Recitals .  The above recitals are true, correct, and are herein incorporated by reference.

2.

Ratify .  Except as provided herein, all terms of the Agreement are hereby ratified and affirmed.

3.

Item 4 of the Agreement “ Term ” is hereby amended as follows:

Term .  The Term of employment hereunder will commence on the Effective Date and end on the third (3rd) anniversary of the Effective Date and may be extended for additional one (1) year periods (each a “ Renewal Term ”) by written notice given by the Corporation to the Executive at least one hundred eighty (180) days before the expiration of the Term or the Renewal Term, as the case may be, unless this Agreement shall have been terminated pursuant to Section 6 of this Agreement.

4.

Item 5 of the Agreement “ Compensation and Benefits ” is hereby amended as follows:

Compensation and Benefits .

(a)

Salary .  The Executive shall be paid a base salary (“ Base Salary ”), payable in accordance with the Corporation's policies from time to time for senior executives, at an annual rate of One Hundred Sixty-five Thousand Dollars ($165,000).

(b)

Annual Performance Bonus .  The Executive shall be eligible to receive an annual performance bonus pursuant to Exhibit A to this Agreement (the “ Performance Bonus ”) payable in cash within five (5) days after the filing by the Corporation's with the Securities and




 


Exchange Commission of its Annual Report on Form 10-K containing the Audited Financial Statements (as that term is defined in Exhibit A) for the year in which the Performance Bonus was earned, if any.
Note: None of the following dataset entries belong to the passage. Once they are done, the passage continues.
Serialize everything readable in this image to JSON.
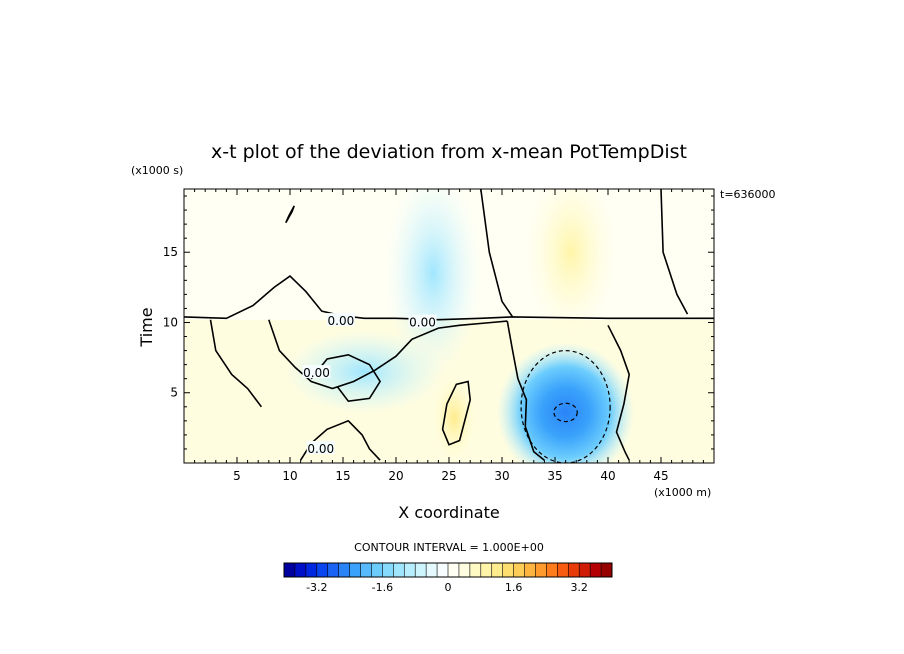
{
  "chart_data": {
    "type": "heatmap",
    "title": "x-t plot of the deviation from x-mean PotTempDist",
    "xlabel": "X coordinate",
    "ylabel": "Time",
    "x_units": "(x1000 m)",
    "y_units": "(x1000 s)",
    "time_stamp": "t=636000",
    "xlim": [
      0,
      50
    ],
    "ylim": [
      0,
      19.5
    ],
    "x_ticks": [
      5,
      10,
      15,
      20,
      25,
      30,
      35,
      40,
      45
    ],
    "y_ticks": [
      5,
      10,
      15
    ],
    "contour_interval_text": "CONTOUR INTERVAL = 1.000E+00",
    "contour_labels": [
      {
        "text": "0.00",
        "x": 14.8,
        "y": 10.1
      },
      {
        "text": "0.00",
        "x": 22.5,
        "y": 10.0
      },
      {
        "text": "0.00",
        "x": 12.5,
        "y": 6.4
      },
      {
        "text": "0.00",
        "x": 12.9,
        "y": 1.0
      }
    ],
    "colorbar": {
      "range": [
        -4,
        4
      ],
      "tick_values": [
        -3.2,
        -1.6,
        0,
        1.6,
        3.2
      ],
      "tick_labels": [
        "-3.2",
        "-1.6",
        "0",
        "1.6",
        "3.2"
      ],
      "colors": [
        "#0000a0",
        "#0010c8",
        "#0028e0",
        "#0a46f0",
        "#1a64f5",
        "#2a84f8",
        "#3aa2fb",
        "#56bafc",
        "#6ccdfd",
        "#86dbfd",
        "#a0e6fe",
        "#b8effe",
        "#ccf5fe",
        "#e4fafe",
        "#f6fdfe",
        "#fffff4",
        "#fffde0",
        "#fffac4",
        "#fff5a8",
        "#ffec8c",
        "#ffde70",
        "#ffcc58",
        "#ffb440",
        "#ff9a2c",
        "#ff7c1c",
        "#f85c10",
        "#e83c08",
        "#d01c04",
        "#b40002",
        "#960000"
      ]
    },
    "regions": [
      {
        "name": "upper-background",
        "value": 0.2
      },
      {
        "name": "upper-negative-plume",
        "center": [
          23.5,
          13.5
        ],
        "value": -0.6
      },
      {
        "name": "upper-positive-plume",
        "center": [
          36.5,
          15.0
        ],
        "value": 0.4
      },
      {
        "name": "lower-positive-band",
        "value": 0.4
      },
      {
        "name": "cold-core",
        "center": [
          36.0,
          3.6
        ],
        "value": -2.0
      },
      {
        "name": "cold-tongue",
        "center": [
          17.0,
          6.5
        ],
        "value": -0.6
      },
      {
        "name": "warm-streak",
        "center": [
          25.5,
          3.2
        ],
        "value": 0.9
      }
    ]
  }
}
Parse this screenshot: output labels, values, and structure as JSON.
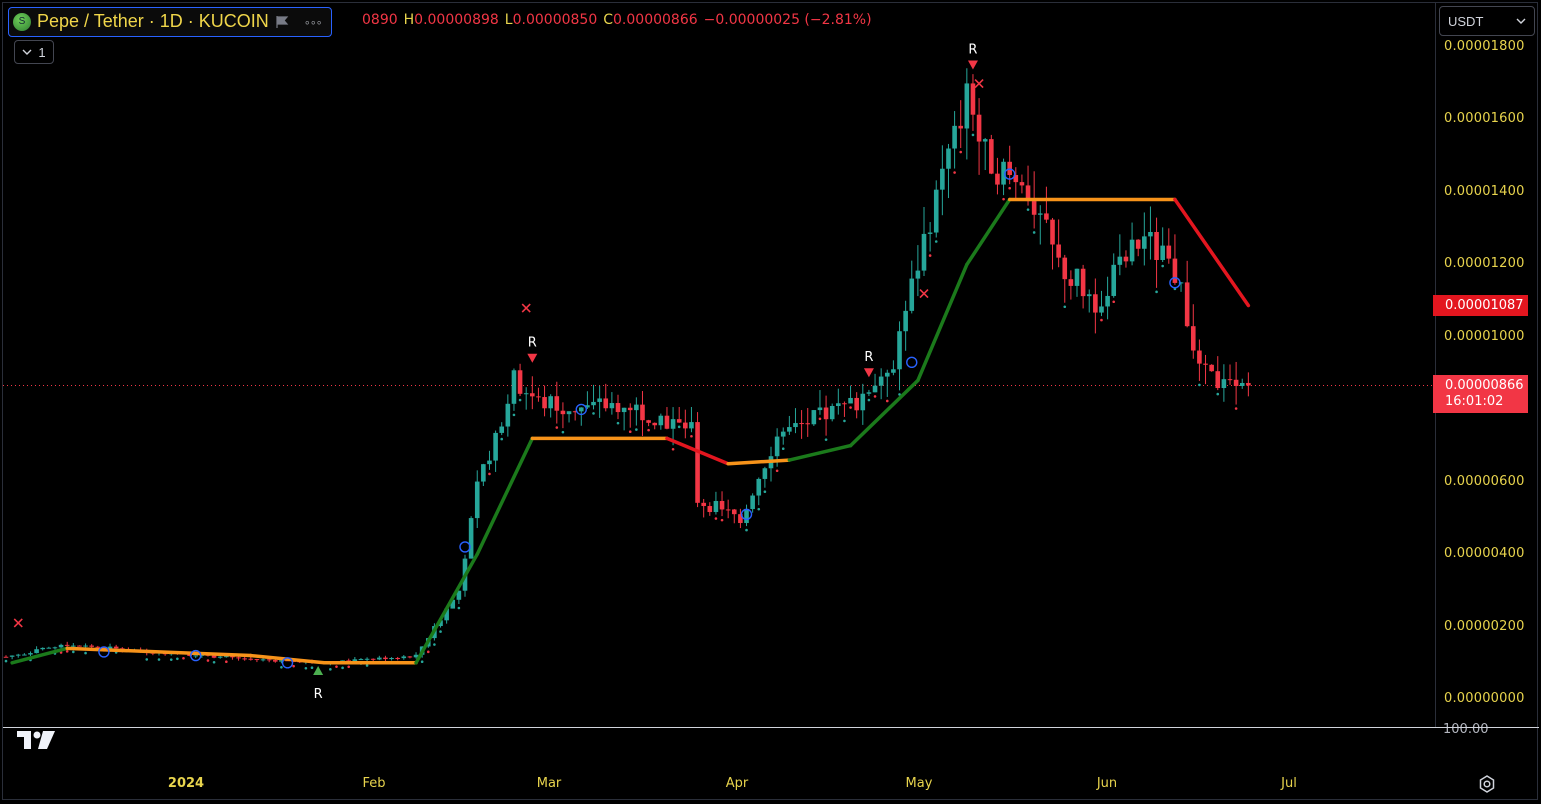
{
  "symbol": {
    "title": "Pepe / Tether · 1D · KUCOIN",
    "coin_glyph": "S",
    "icons": [
      "flag-icon",
      "more-dots-icon"
    ],
    "more_label": "◦◦◦"
  },
  "ohlc": {
    "open_value": "0890",
    "high_label": "H",
    "high_value": "0.00000898",
    "low_label": "L",
    "low_value": "0.00000850",
    "close_label": "C",
    "close_value": "0.00000866",
    "change": "−0.00000025 (−2.81%)"
  },
  "indicator_toggle": {
    "label": "1",
    "icon": "chevron-down-icon"
  },
  "currency_select": {
    "value": "USDT",
    "icon": "chevron-down-icon"
  },
  "price_axis": {
    "ticks": [
      "0.00001800",
      "0.00001600",
      "0.00001400",
      "0.00001200",
      "0.00001000",
      "0.00000600",
      "0.00000400",
      "0.00000200",
      "0.00000000"
    ],
    "sub_pane_tick": "100.00"
  },
  "price_tags": {
    "moving_average": "0.00001087",
    "last_price": "0.00000866",
    "countdown": "16:01:02"
  },
  "time_axis": {
    "ticks": [
      "2024",
      "Feb",
      "Mar",
      "Apr",
      "May",
      "Jun",
      "Jul"
    ]
  },
  "colors": {
    "up": "#26a69a",
    "down": "#f23645",
    "ma_up": "#1b7a1b",
    "ma_flat": "#f7931a",
    "ma_down": "#e3161f",
    "axis_text": "#e8d44d",
    "marker_circle": "#2962ff",
    "signal_cross": "#f23645",
    "signal_buy": "#4caf50"
  },
  "chart_data": {
    "type": "candlestick",
    "symbol": "Pepe / Tether · 1D · KUCOIN",
    "y_unit": "USDT",
    "ylim": [
      0,
      1.8e-05
    ],
    "x_ticks": [
      "2024",
      "Feb",
      "Mar",
      "Apr",
      "May",
      "Jun",
      "Jul"
    ],
    "close_path": [
      {
        "date": "2023-12-23",
        "close": 1.2e-06
      },
      {
        "date": "2024-01-01",
        "close": 1.5e-06
      },
      {
        "date": "2024-01-15",
        "close": 1.3e-06
      },
      {
        "date": "2024-01-31",
        "close": 1.1e-06
      },
      {
        "date": "2024-02-12",
        "close": 1e-06
      },
      {
        "date": "2024-02-27",
        "close": 1.2e-06
      },
      {
        "date": "2024-03-05",
        "close": 3e-06
      },
      {
        "date": "2024-03-08",
        "close": 5.8e-06
      },
      {
        "date": "2024-03-14",
        "close": 8.8e-06
      },
      {
        "date": "2024-03-18",
        "close": 8.2e-06
      },
      {
        "date": "2024-03-26",
        "close": 8e-06
      },
      {
        "date": "2024-04-01",
        "close": 8.2e-06
      },
      {
        "date": "2024-04-12",
        "close": 7.4e-06
      },
      {
        "date": "2024-04-13",
        "close": 5.5e-06
      },
      {
        "date": "2024-04-20",
        "close": 5e-06
      },
      {
        "date": "2024-04-26",
        "close": 7.3e-06
      },
      {
        "date": "2024-05-09",
        "close": 8.2e-06
      },
      {
        "date": "2024-05-15",
        "close": 9.4e-06
      },
      {
        "date": "2024-05-22",
        "close": 1.4e-05
      },
      {
        "date": "2024-05-27",
        "close": 1.65e-05
      },
      {
        "date": "2024-05-30",
        "close": 1.5e-05
      },
      {
        "date": "2024-06-06",
        "close": 1.4e-05
      },
      {
        "date": "2024-06-11",
        "close": 1.2e-05
      },
      {
        "date": "2024-06-17",
        "close": 1.1e-05
      },
      {
        "date": "2024-06-25",
        "close": 1.28e-05
      },
      {
        "date": "2024-07-01",
        "close": 1.15e-05
      },
      {
        "date": "2024-07-04",
        "close": 9e-06
      },
      {
        "date": "2024-07-10",
        "close": 8.5e-06
      },
      {
        "date": "2024-07-12",
        "close": 8.66e-06
      }
    ],
    "moving_average": [
      {
        "date": "2023-12-23",
        "value": 1e-06
      },
      {
        "date": "2024-01-01",
        "value": 1.4e-06
      },
      {
        "date": "2024-01-31",
        "value": 1.2e-06
      },
      {
        "date": "2024-02-12",
        "value": 1e-06
      },
      {
        "date": "2024-02-27",
        "value": 1e-06
      },
      {
        "date": "2024-03-08",
        "value": 4e-06
      },
      {
        "date": "2024-03-17",
        "value": 7.2e-06
      },
      {
        "date": "2024-04-08",
        "value": 7.2e-06
      },
      {
        "date": "2024-04-18",
        "value": 6.5e-06
      },
      {
        "date": "2024-04-28",
        "value": 6.6e-06
      },
      {
        "date": "2024-05-08",
        "value": 7e-06
      },
      {
        "date": "2024-05-19",
        "value": 8.8e-06
      },
      {
        "date": "2024-05-27",
        "value": 1.2e-05
      },
      {
        "date": "2024-06-03",
        "value": 1.38e-05
      },
      {
        "date": "2024-06-30",
        "value": 1.38e-05
      },
      {
        "date": "2024-07-12",
        "value": 1.087e-05
      }
    ],
    "signals": [
      {
        "type": "cross",
        "date": "2023-12-24",
        "price": 2.1e-06
      },
      {
        "type": "buy_R",
        "date": "2024-02-11",
        "price": 8e-07
      },
      {
        "type": "cross",
        "date": "2024-03-16",
        "price": 1.08e-05
      },
      {
        "type": "sell_R",
        "date": "2024-03-17",
        "price": 9.4e-06
      },
      {
        "type": "sell_R",
        "date": "2024-05-11",
        "price": 9e-06
      },
      {
        "type": "cross",
        "date": "2024-05-20",
        "price": 1.12e-05
      },
      {
        "type": "sell_R",
        "date": "2024-05-28",
        "price": 1.75e-05
      },
      {
        "type": "cross",
        "date": "2024-05-29",
        "price": 1.7e-05
      }
    ],
    "circles": [
      {
        "date": "2024-01-07",
        "price": 1.3e-06
      },
      {
        "date": "2024-01-22",
        "price": 1.2e-06
      },
      {
        "date": "2024-02-06",
        "price": 1e-06
      },
      {
        "date": "2024-03-06",
        "price": 4.2e-06
      },
      {
        "date": "2024-03-25",
        "price": 8e-06
      },
      {
        "date": "2024-04-21",
        "price": 5.1e-06
      },
      {
        "date": "2024-05-18",
        "price": 9.3e-06
      },
      {
        "date": "2024-06-03",
        "price": 1.45e-05
      },
      {
        "date": "2024-06-30",
        "price": 1.15e-05
      }
    ]
  }
}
IN WITNESS WHEREOF , the parties have executed this 2017 Amendment as of the date set forth in the first paragraph of this Agreement.

 

THE CORPORATION :

 

 

 

 

BRIGHT MOUNTAIN MEDIA, INC .

 

 

 

 

By:

/s/ Dennis W. Healey

 

 

Dennis W. Healey, Chief Financial Officer

 

 

 

 

THE EXECUTIVE

 

 

 

 

/s/ W. Kip Speyer

 

W. Kip Speyer





2



 


Exhibit A


Performance Bonus



During the Term of the Agreement, the Executive shall be entitled to earn an annual Performance Bonus for each year and in such amounts set forth below, commencing with the year ending December 31, 2017, based upon the Corporation reporting Revenues and EBITDA as follows:


Revenue

Minimum EBITDA

Amount of Bonus

 

 

 

Less than $3,000,000

-

None

 

 

 

$3,000,000 to $3,500,000

-

25% of Base Salary

 

 

 

$3,500,001 to $4,000,000

$100,000

40% of Base Salary

 

 

 

$4,000,001 to $4,500,000

$150,000

65% of Base Salary

 

 

 

$4,500,001 or greater

$175,000

80% of Base Salary


When used herein:


" Revenue " shall mean the total amount of revenues from all sources reported by the Corporation and its consolidated subsidiaries for the year then ended based upon the audited consolidated financial statements (the " Audited Financial Statements ") appearing in the Corporation's Annual Report on Form 10-K as filed with the Securities and Exchange Commission; and


" EBITDA " shall mean earnings before income taxes, depreciation and amortization based upon the Audited Financial Statements.